Is CALPERs Making A Huge Mistake?

Is CALPERs Making A Huge Mistake?

CALPERs, the huge pension for California state employees, made news with its latest investment policy shift where it will completely divest its hedge fund exposure over the course of the next year. At almost $300 billion in AUM, CALPERs is big enough to potentially move markets and it certainly is big enough to engender interest in its investment decisions.

There have been various policy decisions made by CALPERs over the years. The WSJ notes that CALPERs first got into hedge funds about a decade ago and now of course they plan to get out.

This raises an interesting behavioral question. Why are they getting out?
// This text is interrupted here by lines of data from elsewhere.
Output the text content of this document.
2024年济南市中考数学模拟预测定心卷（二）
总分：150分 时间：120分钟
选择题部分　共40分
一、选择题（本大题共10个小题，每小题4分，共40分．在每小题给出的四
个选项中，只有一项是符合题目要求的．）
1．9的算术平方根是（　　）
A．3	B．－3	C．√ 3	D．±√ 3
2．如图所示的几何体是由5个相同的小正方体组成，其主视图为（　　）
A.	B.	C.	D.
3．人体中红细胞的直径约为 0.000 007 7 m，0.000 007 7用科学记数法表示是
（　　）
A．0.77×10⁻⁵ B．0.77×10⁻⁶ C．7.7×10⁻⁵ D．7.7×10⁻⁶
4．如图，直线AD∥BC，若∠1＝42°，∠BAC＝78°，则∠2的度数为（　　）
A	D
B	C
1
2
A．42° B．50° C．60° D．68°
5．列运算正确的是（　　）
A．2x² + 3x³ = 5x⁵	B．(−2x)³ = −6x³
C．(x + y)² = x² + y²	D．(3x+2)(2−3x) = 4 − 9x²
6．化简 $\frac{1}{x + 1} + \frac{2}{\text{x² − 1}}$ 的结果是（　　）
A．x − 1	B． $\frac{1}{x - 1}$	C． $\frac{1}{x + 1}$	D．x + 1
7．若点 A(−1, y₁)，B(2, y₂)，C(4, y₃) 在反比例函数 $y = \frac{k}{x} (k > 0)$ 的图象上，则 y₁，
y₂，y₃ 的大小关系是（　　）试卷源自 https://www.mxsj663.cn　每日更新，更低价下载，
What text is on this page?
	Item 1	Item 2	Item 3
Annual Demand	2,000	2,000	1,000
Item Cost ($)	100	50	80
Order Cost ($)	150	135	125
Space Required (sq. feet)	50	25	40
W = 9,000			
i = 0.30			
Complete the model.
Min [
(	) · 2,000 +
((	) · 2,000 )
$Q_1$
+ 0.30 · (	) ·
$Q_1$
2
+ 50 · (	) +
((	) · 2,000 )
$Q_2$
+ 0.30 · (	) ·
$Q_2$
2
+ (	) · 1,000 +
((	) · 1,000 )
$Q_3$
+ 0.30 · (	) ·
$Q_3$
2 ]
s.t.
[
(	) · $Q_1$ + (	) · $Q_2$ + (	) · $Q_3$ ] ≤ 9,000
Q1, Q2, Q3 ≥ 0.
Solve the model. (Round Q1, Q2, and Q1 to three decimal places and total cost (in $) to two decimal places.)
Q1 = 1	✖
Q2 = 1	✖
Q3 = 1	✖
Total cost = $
CALPERs has said they want to simplify and of course simple is good but why do they want to simplify? The WSJ says it is not because of performance but if their hedge funds were adding tremendous value to the results (tremendous value is intentionally vague) do you think they would be divesting? I would say no.

Why did they get into hedge funds in the first place? Reasonably speaking they were looking to enhance results (either seeking better risk adjusted returns or maybe better nominal returns).

For a long time I’ve been writing about the idea that an adequate savings rate combined with going along for the ride with stocks (good and bad) would get the job done for most people in terms of meeting long term goals but a crucial part of that equation is maintaining a suitable asset allocation. Maintaining means not becoming impatient with the asset class that is underperforming.

If you have exposure to multiple asset classes you do so for diversification and when you have multiple asset classes one must be the top performer and one must be the laggard. Giving the benefit of the for reasonable asset class selection, no single asset class can always outperform and no single asset class can always lag. Since no one can truly know which asset class will lead or lag you maintain exposure to many to get the desired long term result. But the key to that is maintaining that exposure.

One way to look at CALPERs foray into hedge funds is that ten years ago they were impatient with equity returns as the indexes floundered somewhat, so they moved into hedge funds. Now domestic equity indexes have rocketed higher and it could be argued that CALPERs has grown impatient with their choice of diversifier and so is moving out after the stock market has gone up 190%.

This post is not to defend hedge funds or opine as to whether they are suitable for anyone but the true purpose of a hedge fund, or more relevant to most readers here a fund that replicates hedge fund returns, is to offer an exposure that reduces a portfolio’s correlation to the stock market. The stock market goes up most of the time so having a large exposure to something that doesn’t look like the stock market is probably not a good idea but a small exposure can smooth out the ride over the duration of the stock market cycle.

After 66 months of a raging bull market it is logical to think that the thing you bought for a small slice of the portfolio to not look like equities will have fallen behind a broad equity index. But if a hedge fund is going to add value (and of course there is no guarantee) it will be during periods when the market is not rocketing higher.

You might read that last paragraph and think well, they didn’t work during 2008. Many of these types of things did not “work” in 2008 in part because markets stopped functioning for a time (although some strategies were indeed flawed) which distorted all sorts of asset classes, strategies and inter-market dynamics. It is extremely unlikely that markets will fail to function like that again. If that does not resonate with you then you probably should leave these sorts of products alone. I continue to believe in small exposures to diversifiers to smooth out the ride over the entire stock market cycle with no expectation that they will lead the portfolio higher in a bull market.